L’objectif en était une banque de Quiévrain.
Notre premier travail avait été
de déposer environ trois cents kilos d’armes et de dynamite chez
Julia Horlent à Quevaucamps. Nous avions tout laissé dans
le couloir en disant : «Tire ton plan, Julia», et Julia se
débrouillait toujours.
Nous sommes alors partis en voiture
chez des fermiers patriotes de Montroeul-au-Bois, les futurs beaux-parents
de Michel Letellier qui commandait un groupe de Résistants dans
la région.
On passe la nuit dans cette ferme et
le lendemain, on part vers Quiévrain. Nous arrivons vers 8 heures.
Alerte générale ! Des avions plein le ciel ! Du fait que
certains d’entre nous ont revêtu l’uniforme allemand et que nous
portons nos mitraillettes à découvert, il faut jouer d’à
propos. Nous nous faisons passer pour des SS et nous organisons tranquillement
une rafle dans la rue à une cinquantaine de mètres de la
banque. On vérifie les papiers. C’est incroyable le nombre de gens
qui ne sont pas en règle avec leur carte d’identité ! C’est
la panique parmi eux ! Il y a au moins une dizaine de gars qui sont en
défaut et qui se disent : «Ça y est, nous sommes faits
!» Nous, nous les poussons toujours un peu plus loin et nous les
amenons progressivement vers la banque. Les gens sont appuyés contre
le mur, les mains en l’air. S’amène alors une colonne allemande...
Des Fritz à profusion ! A toute vitesse, une dizaine de camions
se dirigent vers nous... On voit les grenades qui sortent... Milo, les
autres et moi bien sûr sommes prêts à les lancer et
à faire front.

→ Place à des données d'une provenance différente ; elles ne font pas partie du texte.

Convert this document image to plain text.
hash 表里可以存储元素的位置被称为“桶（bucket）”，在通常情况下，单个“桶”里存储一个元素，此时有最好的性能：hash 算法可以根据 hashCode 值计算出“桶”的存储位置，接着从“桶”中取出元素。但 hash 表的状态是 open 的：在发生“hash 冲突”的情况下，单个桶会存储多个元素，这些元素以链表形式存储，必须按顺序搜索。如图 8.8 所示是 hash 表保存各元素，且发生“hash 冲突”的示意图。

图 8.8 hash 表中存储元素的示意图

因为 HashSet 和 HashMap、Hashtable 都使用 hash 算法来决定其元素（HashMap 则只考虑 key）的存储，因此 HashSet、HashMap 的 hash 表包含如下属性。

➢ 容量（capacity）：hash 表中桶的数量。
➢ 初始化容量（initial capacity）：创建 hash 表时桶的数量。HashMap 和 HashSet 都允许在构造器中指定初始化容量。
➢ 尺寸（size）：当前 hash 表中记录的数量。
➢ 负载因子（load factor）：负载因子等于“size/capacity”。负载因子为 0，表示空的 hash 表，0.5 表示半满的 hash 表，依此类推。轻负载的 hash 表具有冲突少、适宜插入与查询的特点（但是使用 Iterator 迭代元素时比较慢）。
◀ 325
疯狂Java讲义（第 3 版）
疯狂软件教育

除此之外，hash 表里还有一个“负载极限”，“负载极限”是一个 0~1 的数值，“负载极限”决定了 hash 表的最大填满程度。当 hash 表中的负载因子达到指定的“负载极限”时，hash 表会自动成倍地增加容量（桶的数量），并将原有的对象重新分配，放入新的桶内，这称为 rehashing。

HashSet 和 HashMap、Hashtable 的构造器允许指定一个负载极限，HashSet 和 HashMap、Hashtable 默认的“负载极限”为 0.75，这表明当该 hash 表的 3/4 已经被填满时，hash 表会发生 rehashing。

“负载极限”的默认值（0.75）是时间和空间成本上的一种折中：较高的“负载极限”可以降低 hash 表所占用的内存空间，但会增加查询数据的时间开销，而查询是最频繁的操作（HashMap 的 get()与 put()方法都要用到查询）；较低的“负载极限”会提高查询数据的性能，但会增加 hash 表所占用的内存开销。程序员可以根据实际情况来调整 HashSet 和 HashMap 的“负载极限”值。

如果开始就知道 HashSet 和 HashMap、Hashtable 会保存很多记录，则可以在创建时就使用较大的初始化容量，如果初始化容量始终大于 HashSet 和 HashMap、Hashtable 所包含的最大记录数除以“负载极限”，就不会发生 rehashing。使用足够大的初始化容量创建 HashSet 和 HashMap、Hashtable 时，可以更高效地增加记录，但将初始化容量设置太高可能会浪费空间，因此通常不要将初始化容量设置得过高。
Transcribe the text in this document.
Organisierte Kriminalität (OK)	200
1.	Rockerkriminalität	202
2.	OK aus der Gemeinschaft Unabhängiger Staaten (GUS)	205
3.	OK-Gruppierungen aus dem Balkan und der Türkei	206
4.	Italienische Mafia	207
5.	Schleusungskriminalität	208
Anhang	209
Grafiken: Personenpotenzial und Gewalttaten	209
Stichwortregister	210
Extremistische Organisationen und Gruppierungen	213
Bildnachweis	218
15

Rien ne nous fait peur ! Brusquement, une idée
me traverse l’esprit... Je m’avance au grand étonnement de mes copains,
je lève la main et je hurle : «Heil Hitler !... Heil Hitler
! ». Les autres imitent mon geste et des camions fusent des Heil
Hitler enthousiasmants ! Ils passent... Soulagement général
!
Nous
nous présentons à la banque. Là, c’est un autre problème.
Le banquier est un patriote et il croit qu’on vient l’arrêter ! Il
n’est pas du tout d’accord d’ouvrir la porte. Il s’est bien approché
du grillage pour voir ce qu’on lui veut, mais quand on lui explique qu’on
désire lui parler personnellement, il fait un pas en arrière,
un deuxième, un troisième... Il est de plus en plus blême,
j’ai pitié de lui et je dévoile notre qualité de Résistant.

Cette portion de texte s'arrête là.